Twenty-three percent of all Arkansas Medicaid claims for three types of behavioral health services involve multiple claims on the same day, raising questions the program can’t answer regarding how many of those claims are legitimate.

That was one of the findings discussed Wednesday by The Stephen Group, a health care consultant advising the Health Reform Legislative Task Force, which is a group of legislators considering health care reform.

Lead consultant John Stephen told legislators that the state spent $464 million on behavioral health programs in 2014 but lacks the outcome metrics that would enable the program to assess the value of the services provided.

The Stephen Group looked at three types of claims – individual psychotherapy, rehabilitative day service, and intervention by a mental health professional – and found that 23% of the claims in those three areas occurred on days when there were second and third claims in one or more of the groups.

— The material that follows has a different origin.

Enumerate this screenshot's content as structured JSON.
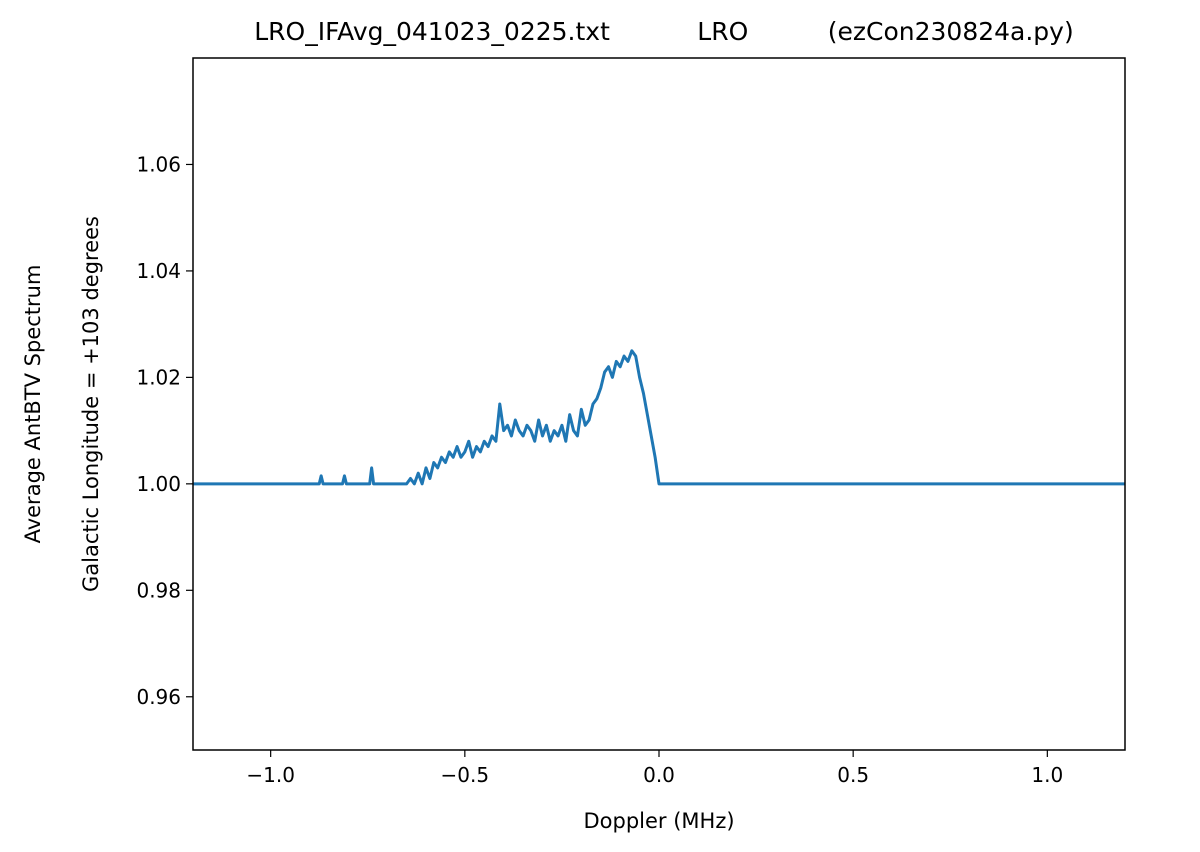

Sometimes claims were made for the same medical code on the same day, with no way to know if the additional billings were clinically supported. For example, 7% of claims for counseling and therapy sessions involved multiple claims on the same day. The 56,268 multiple claims, with an average claim of $97.72, cost the state $5.4 million.

Eliminating all the multiple claims for those three services would save the state $40 million a year. However, Stephen emphasized that the findings do not necessarily reflect widespread fraud. It’s possible that the multiple claims improve patient outcomes. The bigger issue is that the state’s Medicaid program lacks the ability to determine if that’s the case.

The consultants advised the Department of Human Services to immediately implement changes to begin managing behavioral health costs. Among the specific recommendations was to require advance approval for multiple uses of the same code or of certain codes such as those three that are often used together. DHS should create measurable outcome metrics for the various types of services. Master treatment plans should be audited, and penalties created.

Stephen told legislators that part of the problem lies with constitutional and legal issues that prevent the Medicaid program from having the flexibility it needs to make evidence-based changes. Those issues make Arkansas one of the most difficult states for a program to make reforms.

In 2014, voters approved a constitutional amendment giving legislators the ability to approve all rules changes. John Selig, DHS director, said this has created a cumbersome process that at times can overwhelm legislative committees.

“It just creates a huge opportunity,” he said, “if we’re trying to make a significant change in a program, and there could be a hundred pieces of that change, of that package, that’s a hundred opportunities for some stakeholder group to say, ‘We don’t like that, and so … could you hold that up until the next committee?’ And each of those changes actually goes through at least three committees. … It is a very burdensome process for us to make changes, and we’ve often found that when we try something significant, it looks like we’re only going to do some small pieces of it through, and so we back off.”

Meanwhile, Arkansas’ Medicaid Fairness Act places a high burden of proof for the Medicaid program to deny payment for unnecessary services. Selig said there’s nothing like it anywhere else. Stephen agreed that the act needs to be changed, saying, “It’s going to be a real problem if you don’t change that particular area to get any savings out of behavioral health.”

Dawne Stehle, director of DHS’ Division of Medical Services, told legislators that DHS did attempt to make changes to the program in a process that occurred in 2014. The program ran into a roadblock during the public comment period with stakeholders worried about the proposed changes. Meanwhile, the state was changing gubernatorial administrations and then the task force was created, all of which caused the process to stop.